电话那头,张作霖的呼吸猛地一滞。
“什么方式?”
他急切地问道,声音都有些变了调,粗犷的声线里绷出了一丝尖锐。
苏云把电话换到左手,整个人向后靠进宽大的椅背。
昏黄的灯光在他眼中投下两点微芒,闪烁着一种近乎狡黠的色泽。
“我不卖坦克,也不卖生产线。
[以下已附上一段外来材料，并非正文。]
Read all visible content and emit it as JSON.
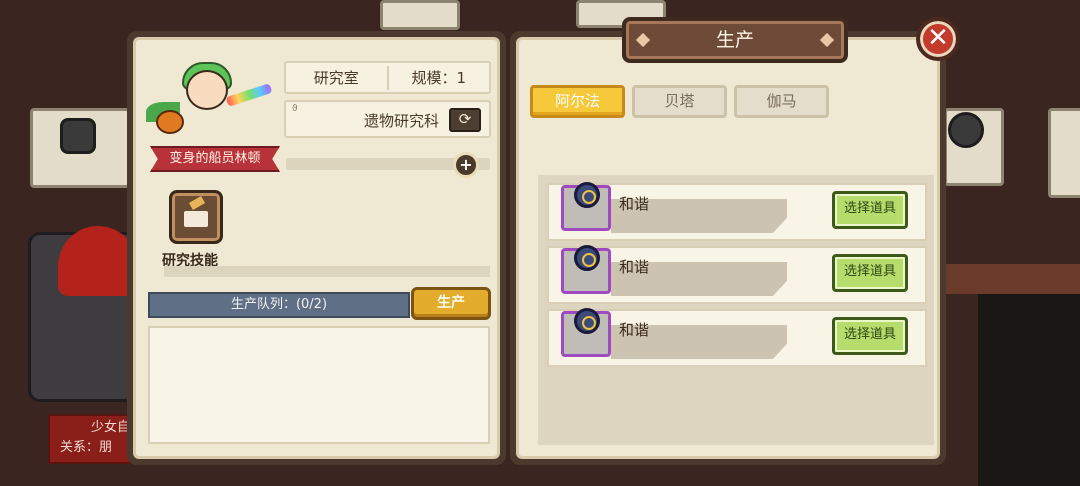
{
  "background": {
    "side_character": {
      "name": "少女自",
      "relation": "关系：朋"
    }
  },
  "left_panel": {
    "character_name": "变身的船员林顿",
    "room_label": "研究室",
    "scale_label": "规模：1",
    "department": "遗物研究科",
    "refresh_icon": "refresh-icon",
    "plus_icon": "plus-icon",
    "skill_label": "研究技能",
    "queue_label": "生产队列：(0/2)",
    "produce_button": "生产"
  },
  "right_panel": {
    "title": "生产",
    "close_icon": "close-icon",
    "tabs": [
      {
        "label": "阿尔法",
        "active": true
      },
      {
        "label": "贝塔",
        "active": false
      },
      {
        "label": "伽马",
        "active": false
      }
    ],
    "items": [
      {
        "name": "和谐",
        "button": "选择道具"
      },
      {
        "name": "和谐",
        "button": "选择道具"
      },
      {
        "name": "和谐",
        "button": "选择道具"
      }
    ]
  },
  "colors": {
    "panel_frame": "#4b3a2d",
    "panel_fill": "#efe8d2",
    "tab_active": "#f5c93a",
    "produce_button": "#e3ac2c",
    "pick_button": "#b6dc6c",
    "close_button": "#c43a2c",
    "queue_bar": "#5f6f85"
  }
}
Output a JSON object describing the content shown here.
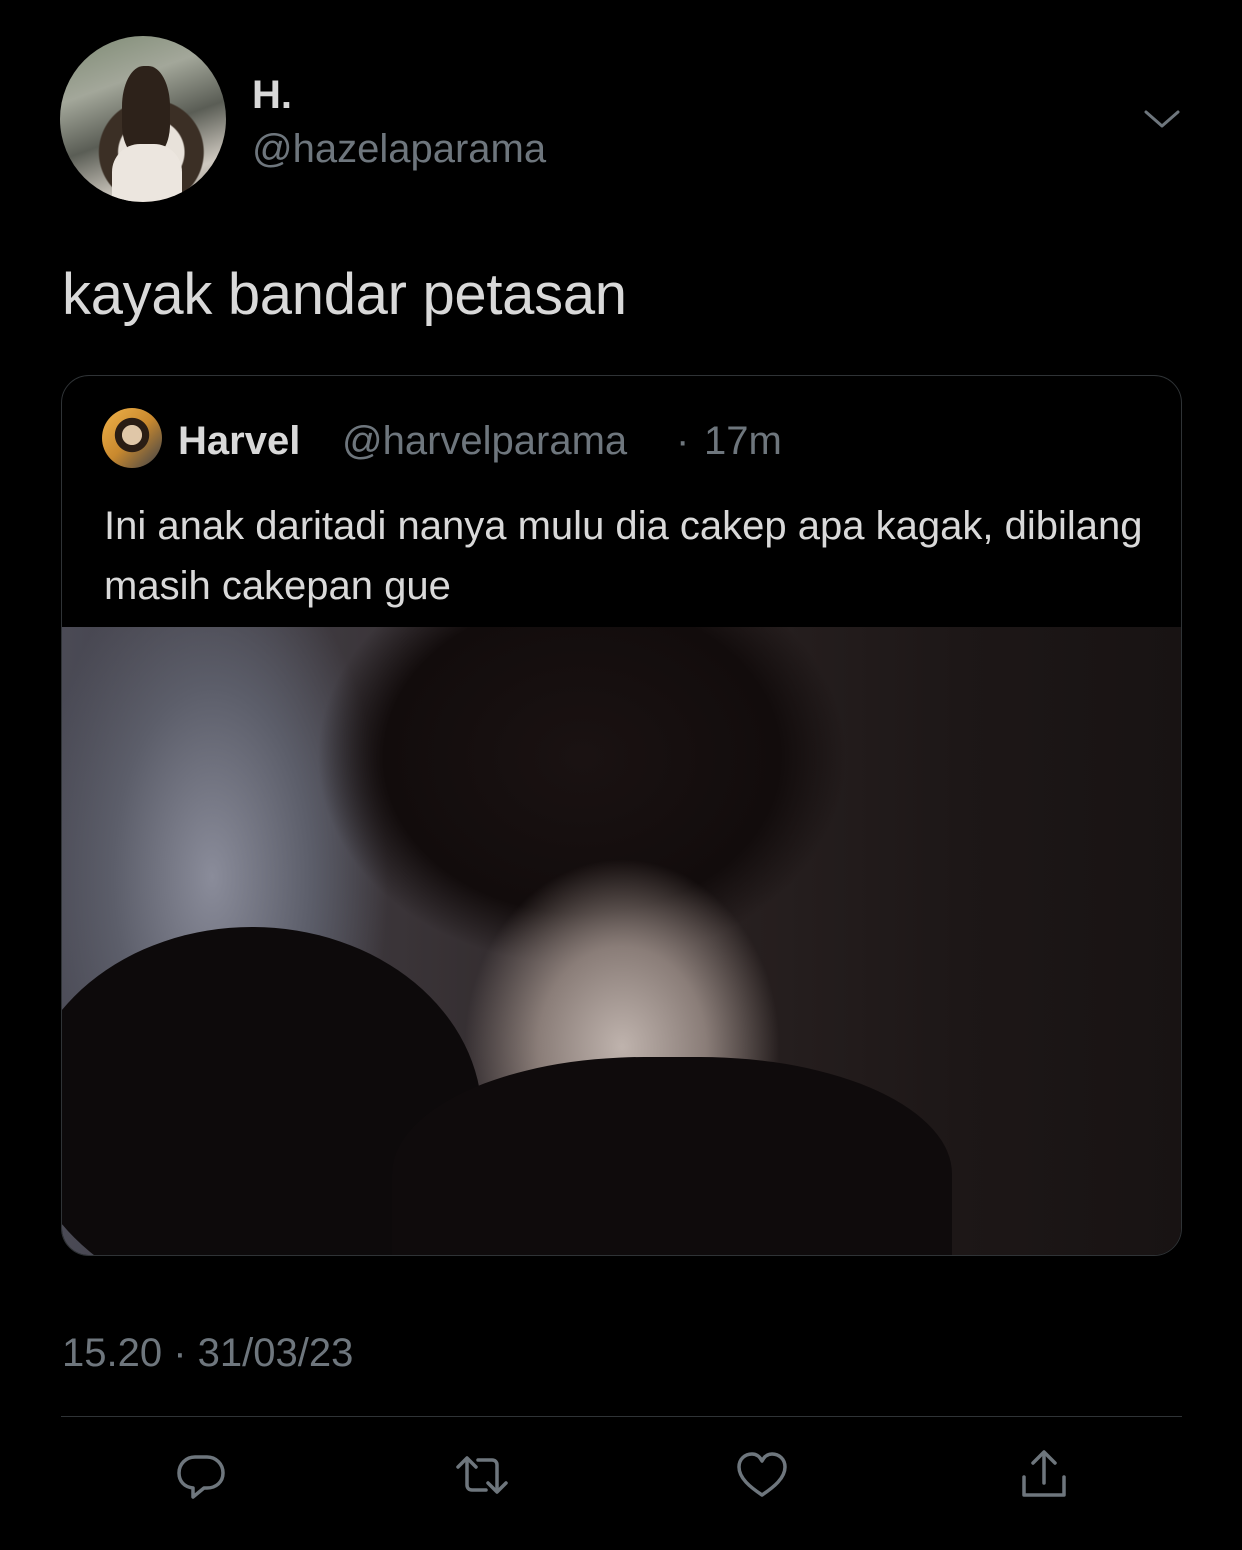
{
  "tweet": {
    "display_name": "H.",
    "handle": "@hazelaparama",
    "text": "kayak bandar petasan",
    "timestamp": "15.20 · 31/03/23"
  },
  "quoted_tweet": {
    "display_name": "Harvel",
    "handle": "@harvelparama",
    "separator": "·",
    "time": "17m",
    "text": "Ini anak daritadi nanya mulu dia cakep apa kagak, dibilang masih cakepan gue"
  },
  "actions": {
    "icons": [
      "reply-icon",
      "retweet-icon",
      "like-icon",
      "share-icon"
    ]
  },
  "colors": {
    "background": "#000000",
    "primary_text": "#d9d9d9",
    "secondary_text": "#6e767d",
    "border": "#2f3336"
  }
}
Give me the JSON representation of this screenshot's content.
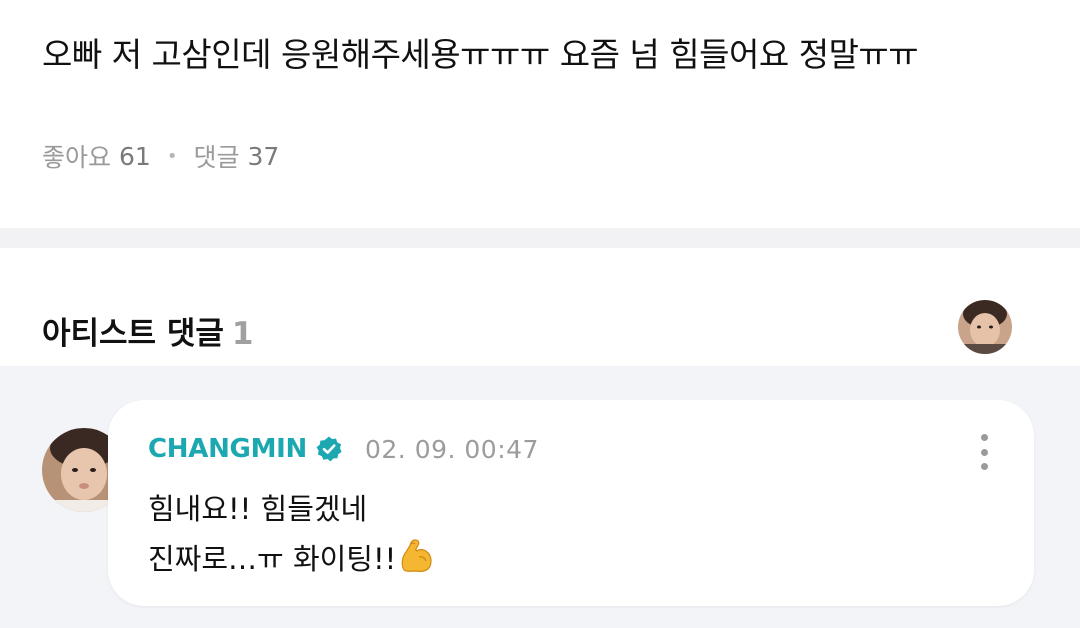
{
  "post": {
    "text": "오빠 저 고삼인데 응원해주세용ㅠㅠㅠ 요즘 넘 힘들어요 정말ㅠㅠ",
    "likes_label": "좋아요",
    "likes_count": "61",
    "comments_label": "댓글",
    "comments_count": "37"
  },
  "artist_comments": {
    "title": "아티스트 댓글",
    "count": "1"
  },
  "comment": {
    "author": "CHANGMIN",
    "timestamp": "02. 09. 00:47",
    "line1": "힘내요!! 힘들겠네",
    "line2": "진짜로…ㅠ 화이팅!!",
    "emoji": "flexed-biceps-icon"
  },
  "colors": {
    "author": "#1ba8b0",
    "verified_badge": "#1ba8b0",
    "comment_background": "#f3f4f7",
    "divider": "#f2f2f4"
  }
}
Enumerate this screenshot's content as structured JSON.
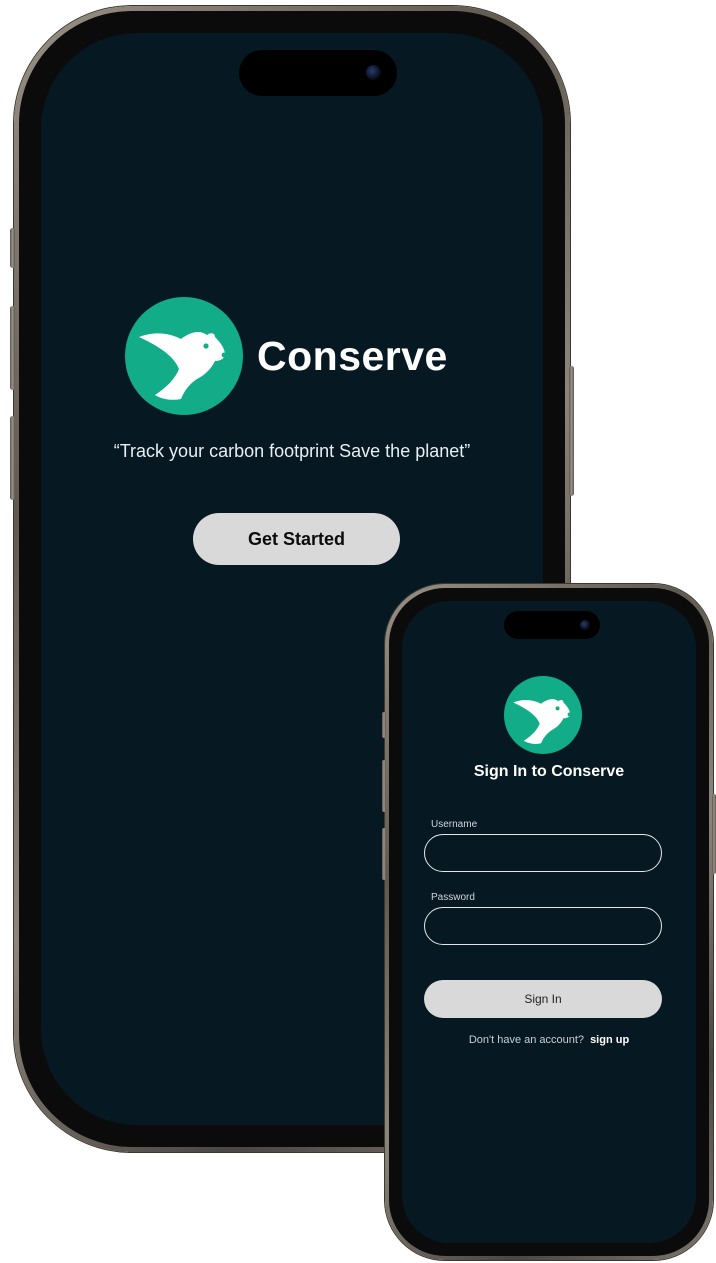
{
  "colors": {
    "screen_bg": "#061822",
    "accent": "#12ad88",
    "button_bg": "#d9d9d9",
    "text": "#ffffff"
  },
  "welcome_screen": {
    "brand_name": "Conserve",
    "tagline": "“Track your carbon footprint Save the planet”",
    "get_started_label": "Get Started",
    "logo_icon": "bear-logo-icon"
  },
  "signin_screen": {
    "title": "Sign In to Conserve",
    "username_label": "Username",
    "username_value": "",
    "password_label": "Password",
    "password_value": "",
    "signin_label": "Sign In",
    "signup_prompt": "Don't have an account?",
    "signup_link": "sign up",
    "logo_icon": "bear-logo-icon"
  }
}
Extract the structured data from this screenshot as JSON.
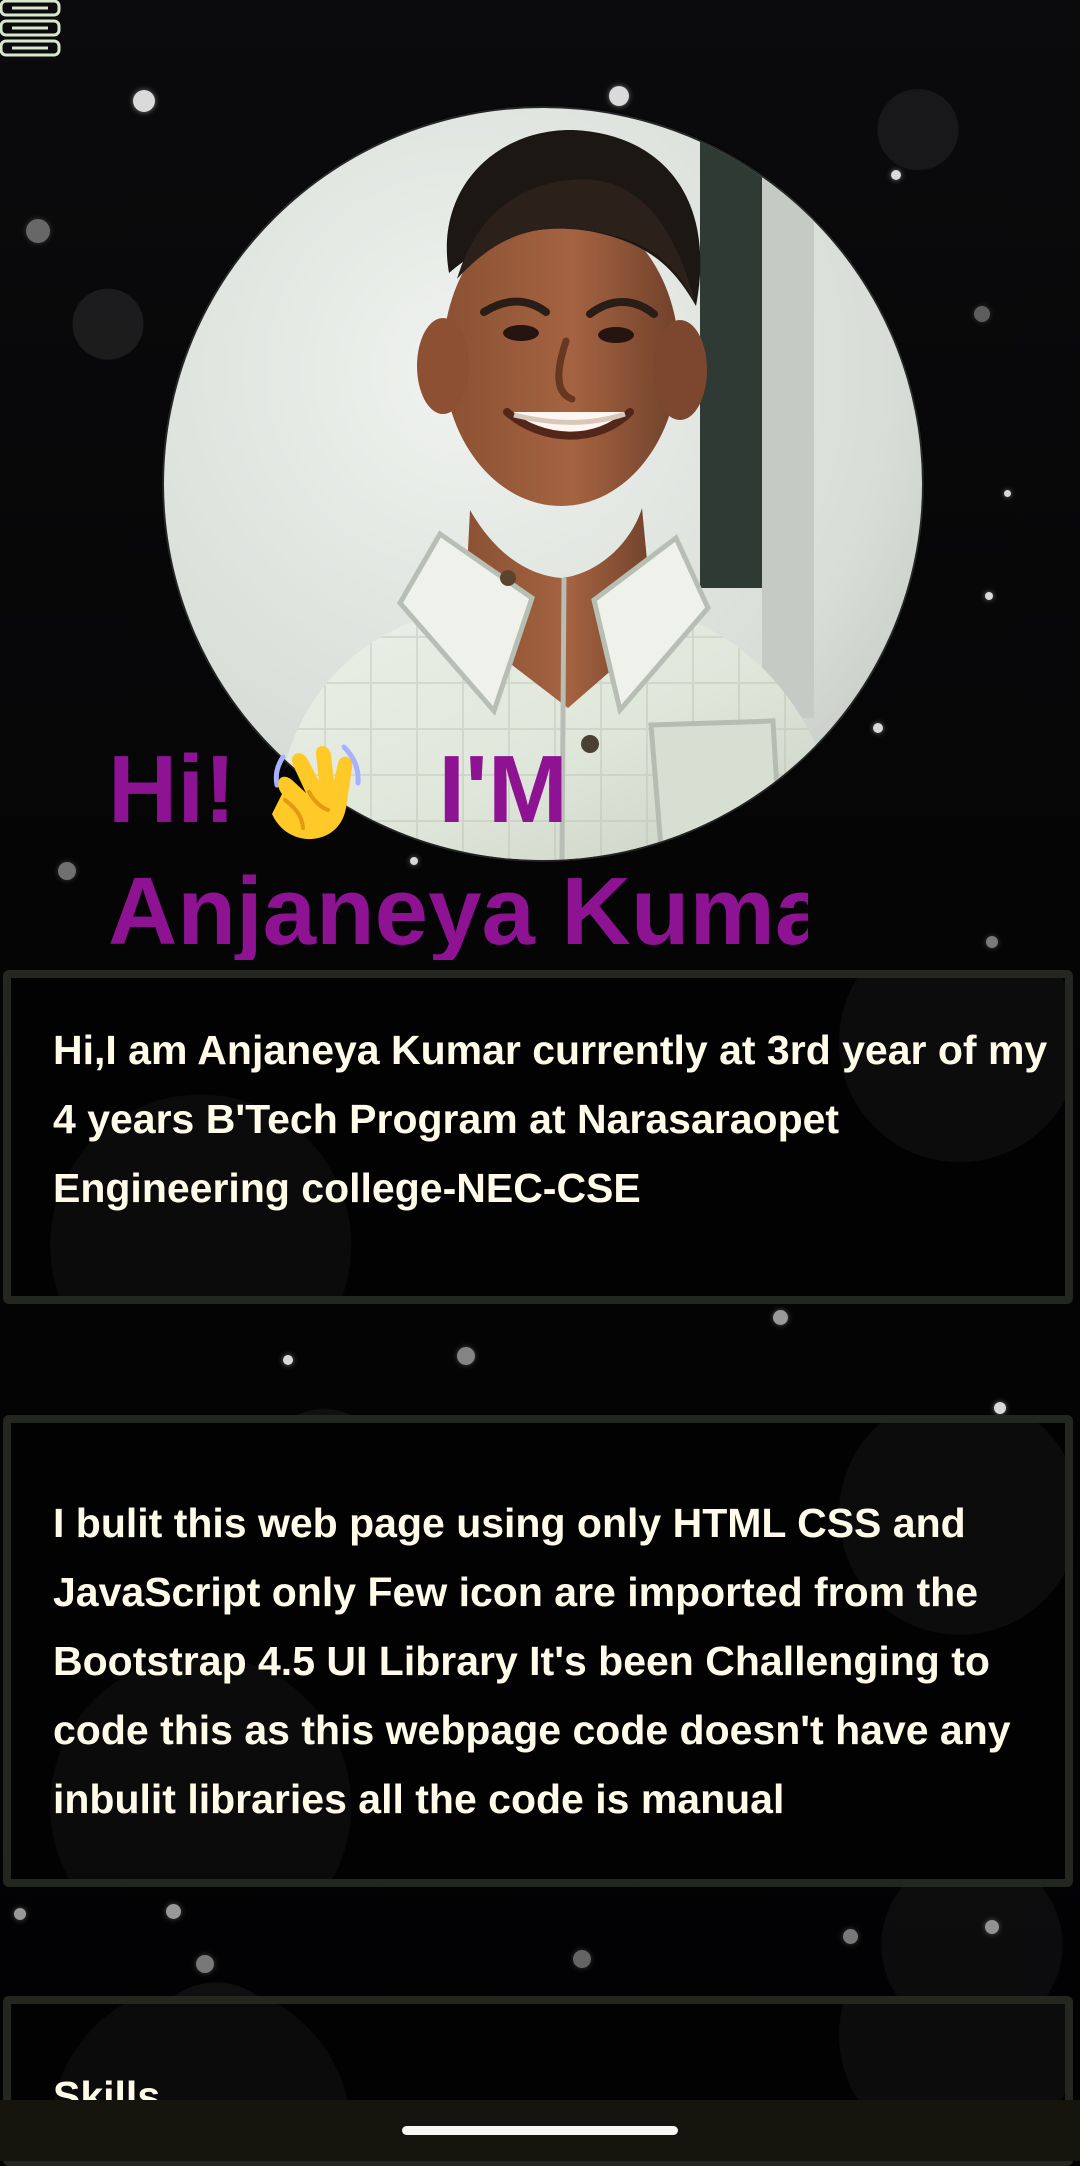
{
  "menu": {
    "icon": "menu-icon"
  },
  "profile": {
    "image_alt": "Anjaneya Kumar"
  },
  "hero": {
    "greeting": "Hi!",
    "wave_icon": "waving-hand-icon",
    "intro": "I'M",
    "name": "Anjaneya Kuma"
  },
  "cards": [
    {
      "text": "Hi,I am Anjaneya Kumar currently at 3rd year of my 4 years B'Tech Program at Narasaraopet Engineering college-NEC-CSE"
    },
    {
      "text": "I bulit this web page using only HTML CSS and JavaScript only Few icon are imported from the Bootstrap 4.5 UI Library It's been Challenging to code this as this webpage code doesn't have any inbulit libraries all the code is manual"
    },
    {
      "text": "Skills"
    }
  ],
  "system": {
    "home_indicator": "home-indicator"
  },
  "colors": {
    "accent": "#8d1393",
    "text": "#fffbe8",
    "card_border": "#24271f",
    "background": "#020203"
  }
}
”
苏云的语气悠然,每一个字都通过电流清晰地传递过去,不带丝毫情绪的起伏。
“但我可以为您提供‘全方位的战场安全咨询服务’。”
“……”
电话另一端陷入了死寂,只有微弱的电流声在滋滋作响。
几秒钟后,张作霖压抑着怒火的咆哮声炸响。
“啥玩意儿?咨询服务?”
“给老子说白话!”
苏云嘴角的弧度微微上扬。
“简单说,我可以出租一支装甲连给您。”
他的声音平静依旧,仿佛在陈述一件再寻常不过的交易。
“这支部队由我亲手训练,自带坦克,完全听从您的战场调遣,帮您打仗。”
“您需要做的,只是按天支付‘服务费’。”
“另外,作战中产生的一切油料、弹药消耗,以及车辆的战损维护,由您全额报销。”
话音落下,听筒里再次没了声音。
这一次的沉默,比之前任何一次都更久,也更压抑。
苏云甚至能想象出电话那头,那位东北王脸上由错愕转为震怒,再到铁青的精彩过程。
“雇佣兵?”
张作霖的声音从牙缝里挤出来,带着一股子被愚弄的火气。他这下是彻底听明白了。
“苏老侄儿,你他娘的这算盘珠子,都快崩到老子脸上了!”
他的怒吼声震得听筒嗡嗡作响。
“兵是你的,车也是你的,到头来,老子花着海量的金条,请你的兵,在老子的地盘上,帮你练兵?”
“你这是把老子当成冤大头耍!”
面对这意料之中的暴怒,苏云的表情没有丝毫变化。
他甚至端起茶杯,又抿了一口。
直到对方的喘息声稍稍平复,他才慢悠悠地开口。
“老帅。”
仅仅两个字,却带着一股奇异的镇定力量,让电话那头的狂躁气息为之一顿。
“您先消消气,听我算一笔账。”
“您想想,有了这支装甲连,哪怕只有一个连。当您的大军再次对上直系那帮人时,吴佩孚手上还有什么能挡住您的锋芒?”
苏云的声音不带任何感情色彩,却字字诛心。
“一个冲锋,就能撕开他们的防线。一场大胜,过去丢的地盘、花的钱,不就都回来了吗?”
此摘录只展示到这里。